After saving and closing you may start (systemctl start ai-spamdetector) and enable (systemctl enable ai-spamdetector) this service.
- Command line program to be run on a regular basis (daily?) on messages known as SPAM (i.e. spam or junk folder) and messages known as HAM (i.e. seen and worked with mails not classified as spam, i.e. mails in sub folders) to train the model.
- Fetch those mails from an IMAP server to classify mails in the top INBOX folder that where replied to as ham.
- A daemon to be contacted by postfix (or may be other SMTP servers, contacted via unix socket or TCP port) to classify incoming mails based on the training.
- Hot reload the trained model after training with new mails
To train the model you should run spam-learn.py [mail directory].

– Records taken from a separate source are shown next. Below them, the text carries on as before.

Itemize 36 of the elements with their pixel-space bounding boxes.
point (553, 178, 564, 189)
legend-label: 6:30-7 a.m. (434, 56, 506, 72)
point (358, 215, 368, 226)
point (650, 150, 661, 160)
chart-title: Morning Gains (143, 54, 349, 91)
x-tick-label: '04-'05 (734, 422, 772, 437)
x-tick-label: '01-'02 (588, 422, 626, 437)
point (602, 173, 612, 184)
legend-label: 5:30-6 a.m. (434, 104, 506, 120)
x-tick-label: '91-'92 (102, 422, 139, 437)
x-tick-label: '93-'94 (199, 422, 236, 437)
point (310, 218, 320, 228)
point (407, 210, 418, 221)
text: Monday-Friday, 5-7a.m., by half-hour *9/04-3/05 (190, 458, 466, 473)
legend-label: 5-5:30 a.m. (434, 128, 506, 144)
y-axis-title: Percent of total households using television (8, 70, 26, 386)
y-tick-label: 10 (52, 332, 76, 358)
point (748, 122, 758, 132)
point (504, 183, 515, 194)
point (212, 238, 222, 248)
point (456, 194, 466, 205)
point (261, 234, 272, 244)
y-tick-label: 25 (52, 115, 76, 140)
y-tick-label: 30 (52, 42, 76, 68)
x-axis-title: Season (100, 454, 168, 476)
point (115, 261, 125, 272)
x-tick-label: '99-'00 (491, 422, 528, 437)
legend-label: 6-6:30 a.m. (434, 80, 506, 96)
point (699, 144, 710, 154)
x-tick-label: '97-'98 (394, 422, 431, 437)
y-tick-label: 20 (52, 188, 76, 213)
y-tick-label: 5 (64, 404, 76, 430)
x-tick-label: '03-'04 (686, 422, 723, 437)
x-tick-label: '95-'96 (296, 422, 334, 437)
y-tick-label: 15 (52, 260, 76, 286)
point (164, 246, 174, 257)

- Mails in folders containing words 'Trash' or 'Deleted' are ignored.
- Mails in folders containing words 'Spam' will be treated as SPA;
- All other mails are treated as HAM
To test the mail server, there is a mail source test_mail_source.py to simulate an incoming mail message and a mail sink test_mail_sink.py to display the message returned by the spamdetector.

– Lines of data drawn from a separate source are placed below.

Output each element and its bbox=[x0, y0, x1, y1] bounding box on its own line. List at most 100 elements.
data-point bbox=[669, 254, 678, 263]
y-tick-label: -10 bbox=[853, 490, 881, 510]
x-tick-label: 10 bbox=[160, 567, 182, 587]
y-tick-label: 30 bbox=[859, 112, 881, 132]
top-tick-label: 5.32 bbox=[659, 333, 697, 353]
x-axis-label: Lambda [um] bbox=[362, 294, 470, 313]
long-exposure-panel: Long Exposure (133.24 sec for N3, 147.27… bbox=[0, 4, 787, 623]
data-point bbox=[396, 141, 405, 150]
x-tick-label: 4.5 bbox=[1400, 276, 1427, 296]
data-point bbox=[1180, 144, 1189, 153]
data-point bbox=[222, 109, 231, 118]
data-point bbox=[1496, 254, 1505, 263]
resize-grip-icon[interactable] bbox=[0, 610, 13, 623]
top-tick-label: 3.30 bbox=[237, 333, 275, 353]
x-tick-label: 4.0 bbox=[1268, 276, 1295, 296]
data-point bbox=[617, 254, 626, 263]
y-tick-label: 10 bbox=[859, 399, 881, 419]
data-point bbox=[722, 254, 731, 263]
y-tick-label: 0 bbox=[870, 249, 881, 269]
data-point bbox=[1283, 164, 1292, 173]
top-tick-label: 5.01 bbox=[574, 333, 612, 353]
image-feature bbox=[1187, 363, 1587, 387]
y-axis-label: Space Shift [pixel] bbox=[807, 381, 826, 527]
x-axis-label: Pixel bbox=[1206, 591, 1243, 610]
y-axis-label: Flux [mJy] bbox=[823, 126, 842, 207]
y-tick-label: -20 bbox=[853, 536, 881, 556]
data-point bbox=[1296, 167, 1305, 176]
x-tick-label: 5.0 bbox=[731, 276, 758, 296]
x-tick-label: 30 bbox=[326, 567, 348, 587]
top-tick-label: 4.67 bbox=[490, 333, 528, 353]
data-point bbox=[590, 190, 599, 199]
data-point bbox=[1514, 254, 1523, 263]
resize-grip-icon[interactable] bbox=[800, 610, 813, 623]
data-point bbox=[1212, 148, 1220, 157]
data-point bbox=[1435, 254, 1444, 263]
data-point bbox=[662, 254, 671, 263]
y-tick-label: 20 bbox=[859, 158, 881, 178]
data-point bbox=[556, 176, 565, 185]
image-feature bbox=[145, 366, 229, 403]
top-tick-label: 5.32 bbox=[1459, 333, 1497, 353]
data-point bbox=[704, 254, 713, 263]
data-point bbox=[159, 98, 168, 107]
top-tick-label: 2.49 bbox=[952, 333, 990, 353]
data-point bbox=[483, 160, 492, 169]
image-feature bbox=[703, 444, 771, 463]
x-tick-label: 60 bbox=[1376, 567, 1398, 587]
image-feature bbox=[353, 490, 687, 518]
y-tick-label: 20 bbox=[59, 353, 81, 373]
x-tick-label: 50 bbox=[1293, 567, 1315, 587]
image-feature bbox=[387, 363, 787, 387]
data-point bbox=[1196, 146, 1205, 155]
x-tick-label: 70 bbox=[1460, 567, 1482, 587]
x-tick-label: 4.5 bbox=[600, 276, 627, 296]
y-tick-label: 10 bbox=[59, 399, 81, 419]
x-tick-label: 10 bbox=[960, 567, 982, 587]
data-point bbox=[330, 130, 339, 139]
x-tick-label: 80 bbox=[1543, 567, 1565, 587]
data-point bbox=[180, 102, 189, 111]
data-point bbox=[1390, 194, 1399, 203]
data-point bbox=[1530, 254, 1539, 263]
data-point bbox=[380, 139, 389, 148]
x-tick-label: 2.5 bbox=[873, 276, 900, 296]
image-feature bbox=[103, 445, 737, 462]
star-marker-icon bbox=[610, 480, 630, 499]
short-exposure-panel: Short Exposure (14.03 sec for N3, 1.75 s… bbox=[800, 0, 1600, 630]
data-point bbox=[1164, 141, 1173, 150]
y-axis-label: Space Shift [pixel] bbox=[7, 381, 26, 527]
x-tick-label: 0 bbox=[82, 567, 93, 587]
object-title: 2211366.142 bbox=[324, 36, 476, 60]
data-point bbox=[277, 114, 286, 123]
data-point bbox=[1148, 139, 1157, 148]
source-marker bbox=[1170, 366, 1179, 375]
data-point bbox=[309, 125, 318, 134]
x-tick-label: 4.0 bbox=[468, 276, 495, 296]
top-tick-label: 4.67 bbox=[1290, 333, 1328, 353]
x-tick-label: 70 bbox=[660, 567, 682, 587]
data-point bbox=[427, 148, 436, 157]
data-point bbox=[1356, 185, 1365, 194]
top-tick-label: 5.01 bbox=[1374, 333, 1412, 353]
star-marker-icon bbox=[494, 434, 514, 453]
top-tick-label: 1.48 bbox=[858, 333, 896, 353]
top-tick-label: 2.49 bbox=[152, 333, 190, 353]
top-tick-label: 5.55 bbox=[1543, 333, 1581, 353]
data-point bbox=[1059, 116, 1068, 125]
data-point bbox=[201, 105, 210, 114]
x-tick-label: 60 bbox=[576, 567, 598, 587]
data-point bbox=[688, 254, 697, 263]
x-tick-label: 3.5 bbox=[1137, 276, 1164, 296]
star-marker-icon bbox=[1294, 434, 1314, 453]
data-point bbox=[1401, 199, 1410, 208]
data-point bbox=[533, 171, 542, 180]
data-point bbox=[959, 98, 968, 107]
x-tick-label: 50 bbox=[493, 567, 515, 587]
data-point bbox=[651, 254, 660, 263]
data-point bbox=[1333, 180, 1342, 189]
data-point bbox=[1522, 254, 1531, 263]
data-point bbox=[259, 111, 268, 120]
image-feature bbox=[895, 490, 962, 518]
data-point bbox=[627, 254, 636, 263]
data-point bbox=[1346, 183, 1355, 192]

Both scripts use the settings from config.py.
To start the mail sink
./start test_mail_sink.py
To start the spamdetector
./start ai_filter_mail_daemon.py
You can now simulate sending a mail with a sender and one (or more) recipients with
./start test_mail_source.py sender@example.com recipient1@example.com recipient2@example.com < mail_body.txt
To pass incoming mails to the spam detector, you need to add the following lines to postfix's main.cf:
content_filter = scanner:[127.0.0.1]:10025
And to master.cf add the following block to reinject parsed mails
# reinject from spam filter
127.0.0.1:10026 inet n - n - - smtpd
-o content_filter=
-o myhostname=post-spamdetection
-o local_recipient_maps=
-o relay_recipient_maps=
-o mynetworks=127.0.0.1/32,[::1]/128
-o mynetworks_style=subnet
-o smtpd_restriction_classes=
-o smtpd_client_restrictions=
-o smtpd_helo_restrictions=
-o smtpd_sender_restrictions=
-o smtpd_recipient_restrictions=permit_mynetworks,reject
Please replace port numbers 10025 and 10026 with ports set in config.py!
The port mentioned in content_filter is the port spamdetector is listeining on and the port from master.cf is the port spamdetector forwards it's mails to.